2: Find the intervals of increase or decrease
find the local maxiumum and minimum values
find the intervals of concavity and the inflection points.
b(x) = 3x^2/3 - x

3: A rectangular storage container with an open top is to have a volume of 10 m^3. the length of its base is twice the width. Material for the base costs $10 per square meter. Material for the sides cost $6 per square meter. Find the cost of the materials for the cheapest such container.
 
bballj228 said:
2: Find the intervals of increase or decrease
find the local maxiumum and minimum values
find the intervals of concavity and the inflection points.
b(x) = 3x^2/3 - x
As posted, the function is as follows:

. . . . .\(\displaystyle b(x)\, =\, \frac{3x^2}{3}\, -\, x = x^2\, -\,x\)

...or:

. . . . .\(\displaystyle b(x)\, =\, 3x^{\frac{2}{3}}\, -\, x\)

Did you mean either of these, or something else?

You've taken the first and second derivatives, and gotten... what? You've applied the First and Second Derivative Tests and gotten... what?

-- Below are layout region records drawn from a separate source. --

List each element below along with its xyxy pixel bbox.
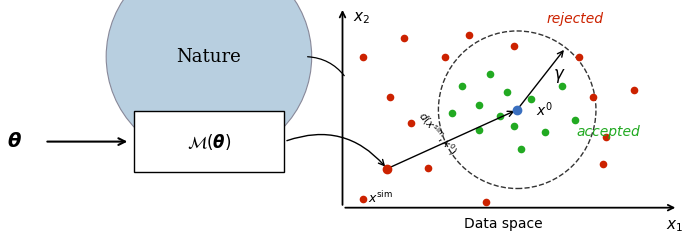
Text: rejected: rejected [547,12,604,26]
Text: $x^0$: $x^0$ [536,101,552,119]
Text: $x_2$: $x_2$ [353,11,370,26]
Text: $\boldsymbol{\theta}$: $\boldsymbol{\theta}$ [7,132,22,151]
Text: $d(x^\mathrm{sim}, x^0)$: $d(x^\mathrm{sim}, x^0)$ [414,109,460,158]
Text: $\gamma$: $\gamma$ [553,67,566,85]
Text: $\mathcal{M}(\boldsymbol{\theta})$: $\mathcal{M}(\boldsymbol{\theta})$ [187,132,231,152]
Bar [134,111,284,172]
Text: accepted: accepted [577,125,640,139]
Text: Data space: Data space [464,217,543,231]
Text: $x^\mathrm{sim}$: $x^\mathrm{sim}$ [368,190,393,206]
Text: $x_1$: $x_1$ [666,219,684,234]
Ellipse shape [106,0,312,159]
Text: Nature: Nature [177,48,241,66]
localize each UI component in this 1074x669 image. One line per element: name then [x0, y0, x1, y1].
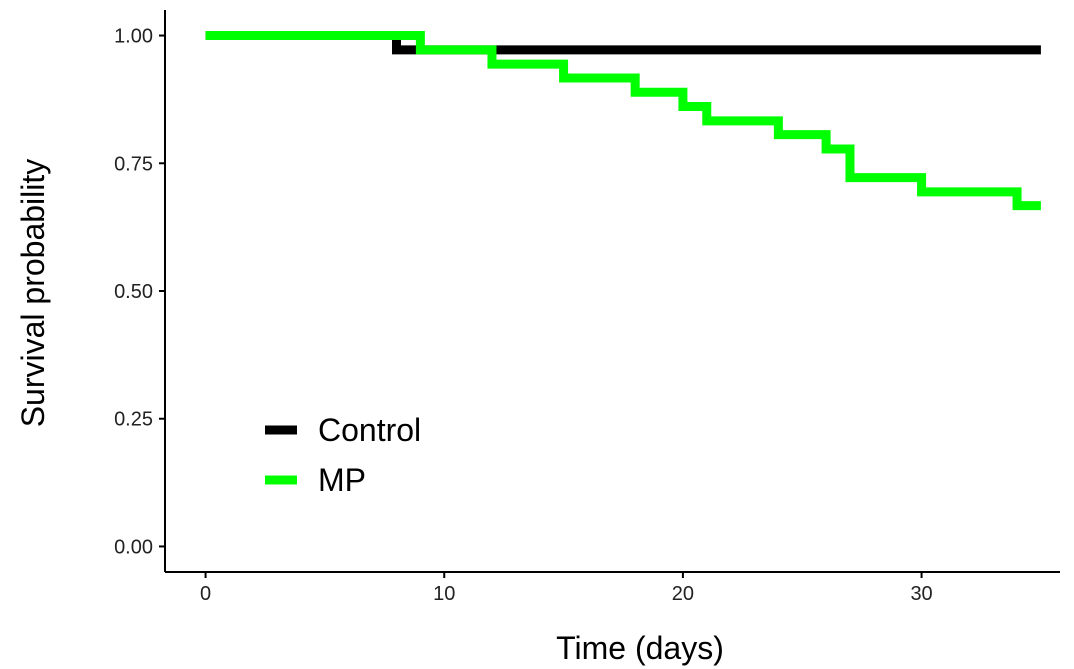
y-axis-title: Survival probability — [15, 159, 51, 428]
y-tick-label: 0.50 — [114, 281, 153, 303]
y-tick-label: 0.00 — [114, 536, 153, 558]
x-tick-label: 0 — [200, 583, 211, 605]
legend-label-mp: MP — [318, 462, 366, 498]
y-axis: 0.00 0.25 0.50 0.75 1.00 — [114, 10, 166, 572]
legend: Control MP — [265, 412, 421, 498]
legend-label-control: Control — [318, 412, 421, 448]
x-axis-title: Time (days) — [556, 630, 724, 666]
series-layer — [205, 31, 1041, 211]
series-line-mp — [205, 31, 1041, 211]
y-tick-label: 0.75 — [114, 153, 153, 175]
y-tick-label: 1.00 — [114, 26, 153, 48]
y-tick-label: 0.25 — [114, 409, 153, 431]
x-tick-label: 20 — [672, 583, 694, 605]
x-tick-label: 30 — [910, 583, 932, 605]
x-axis: 0 10 20 30 — [165, 571, 1060, 605]
x-tick-label: 10 — [433, 583, 455, 605]
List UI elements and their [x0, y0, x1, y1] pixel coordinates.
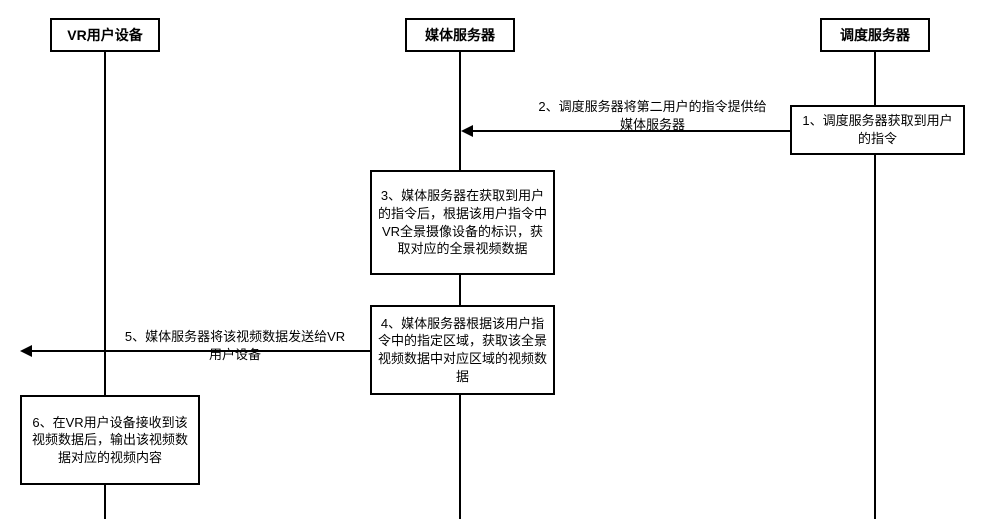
msg2-line — [472, 130, 790, 132]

Where are you stuck?

bballj228 said:
3: A rectangular storage container with an open top is to have a volume of 10 m^3. the length of its base is twice the width. Material for the base costs $10 per square meter. Material for the sides cost $6 per square meter. Find the cost of the materials for the cheapest such container.
You've drawn the box, picked a variable for the width, written an expression for the length, and picked another variable for the height. You've plugged these and the given volume value into the formula for the volume of a rectangular solid and... then what?

Please be complete. Thank you! :D

Eliz.
 
for number 2. i meant the second one that you wrote. to find the derivative do i multiply 2/3 by 3?
 
For the second one, when taking the derivative (you are correct) you multiply the 3 by (2/3), getting 2. So:

b'(x) = (2/3)3x^[(2/3)-1] - 1

or

b'(x) = 2x^(-1/3) - 1

Now set the derivative equal to zero to determine the intervals on which the function b(x) is increasing or decreasing. For concavity and the point of inflection (POI) you have to take the second derivative:

b''(x) = (-1/3)2x^[(-1/3) - 1] - 0

or

b''(x) = (-2/3)x^(-4/3)

Set that equal to zero and then the intervals where the second derivative, b''(x) is positive, the function, b(x) is concave up (I think) and where the second derivative is negative, the function, b(x) is concave down. I think the POI is where the second derivative changes SIGN and the first derivative equals zero - I'm not really sure about the rules for POI though... Hope that helps and that I didn't make any stupid mistakes!
 
points of inflection occur where the second derivative is equal to 0.